Esta semana conocíamos la triste noticia del fallecimiento de Margarita Salas, bioquímica y bióloga molecular, probablemente la científica más importante en toda la historia de España, al menos hasta los comienzos de este siglo; existen ahora otros numerosos ejemplos brillantes de investigadoras con carreras ya distinguidas por grandes logros y aún con mucho recorrido por delante.

Comprensiblemente, en estos días los medios se han centrado de forma preferente, a veces casi exclusiva, en la cuestión de género: cómo Salas sufrió discriminación en épocas anteriores por su condición de mujer y cómo su trayectoria ha servido de escaparate para visibilizar el trabajo de las mujeres científicas y de modelo para presentar a las niñas en esa difícil etapa de la elección de carrera.

Nunca está de más recordar esto. Es necesario promocionar el trabajo de las mujeres investigadoras y seguir insistiendo en fomentar la vocación por la ciencia entre las niñas. Y sin duda también en la ciencia quedan sexismo y barreras por demoler.

Margarita Salas en 2011, recibiendo el doctorado honoris causa por la UNED. Imagen de honoris023 / Wikipedia.

Margarita Salas en 2011, recibiendo el doctorado honoris causa por la UNED. Imagen de honoris023 / Wikipedia.
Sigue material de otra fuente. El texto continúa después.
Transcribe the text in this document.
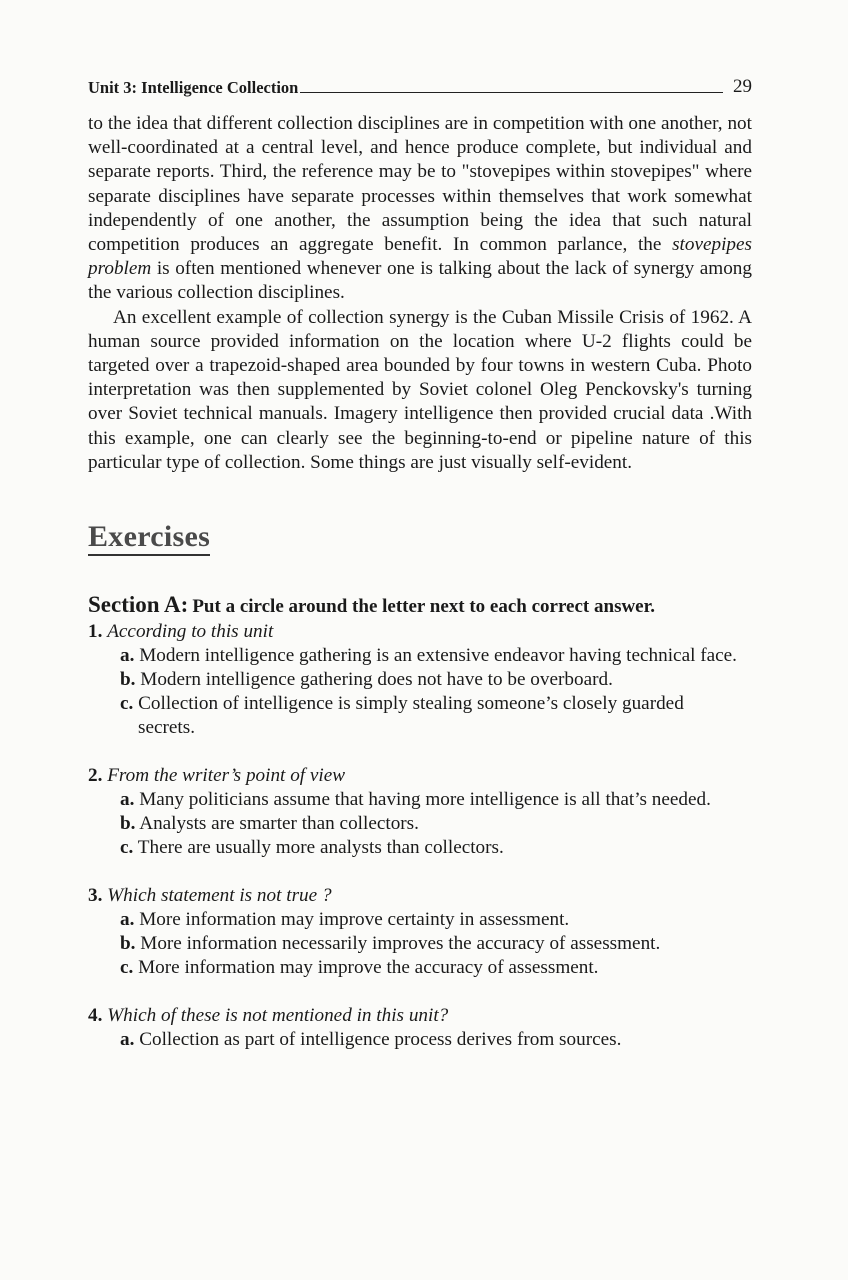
Unit 3: Intelligence Collection	29

to the idea that different collection disciplines are in competition with one another, not well-coordinated at a central level, and hence produce complete, but individual and separate reports. Third, the reference may be to "stovepipes within stovepipes" where separate disciplines have separate processes within themselves that work somewhat independently of one another, the assumption being the idea that such natural competition produces an aggregate benefit. In common parlance, the stovepipes problem is often mentioned whenever one is talking about the lack of synergy among the various collection disciplines.

An excellent example of collection synergy is the Cuban Missile Crisis of 1962. A human source provided information on the location where U-2 flights could be targeted over a trapezoid-shaped area bounded by four towns in western Cuba. Photo interpretation was then supplemented by Soviet colonel Oleg Penckovsky's turning over Soviet technical manuals. Imagery intelligence then provided crucial data .With this example, one can clearly see the beginning-to-end or pipeline nature of this particular type of collection. Some things are just visually self-evident.

Exercises
Section A: Put a circle around the letter next to each correct answer.
1. According to this unit
a. Modern intelligence gathering is an extensive endeavor having technical face.
b. Modern intelligence gathering does not have to be overboard.
c. Collection of intelligence is simply stealing someone’s closely guarded secrets.
2. From the writer’s point of view
a. Many politicians assume that having more intelligence is all that’s needed.
b. Analysts are smarter than collectors.
c. There are usually more analysts than collectors.
3. Which statement is not true ?
a. More information may improve certainty in assessment.
b. More information necessarily improves the accuracy of assessment.
c. More information may improve the accuracy of assessment.
4. Which of these is not mentioned in this unit?
a. Collection as part of intelligence process derives from sources.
Pero dejarlo aquí sería hacer un demérito al perfil de Salas o reducir su figura a la de una pancarta, a la de alguien que solo destacó por lo que dijo (lo cual sería admisible en quienes solo se dedican a decir). No es así: Margarita Salas no era una activista, sino una científica. Destacó por lo que hizo, no por lo que dijo. Y tanto su trabajo como su legado se abrieron paso simplemente por su importancia y su calidad, no por el hecho de que en algún momento haya resultado oportuno ondear una bandera concreta.

Dicho de otro modo, la importancia de su trabajo y de su legado es independiente del hecho de que fuera mujer u hombre. E incluso considerando que el éxito de su carrera haya tenido un mérito mayor por el hecho de haber sido mujer en una época de ciencia dominada por hombres, en la ciencia no cuenta el mérito; solo los resultados, que se acaban abriendo paso.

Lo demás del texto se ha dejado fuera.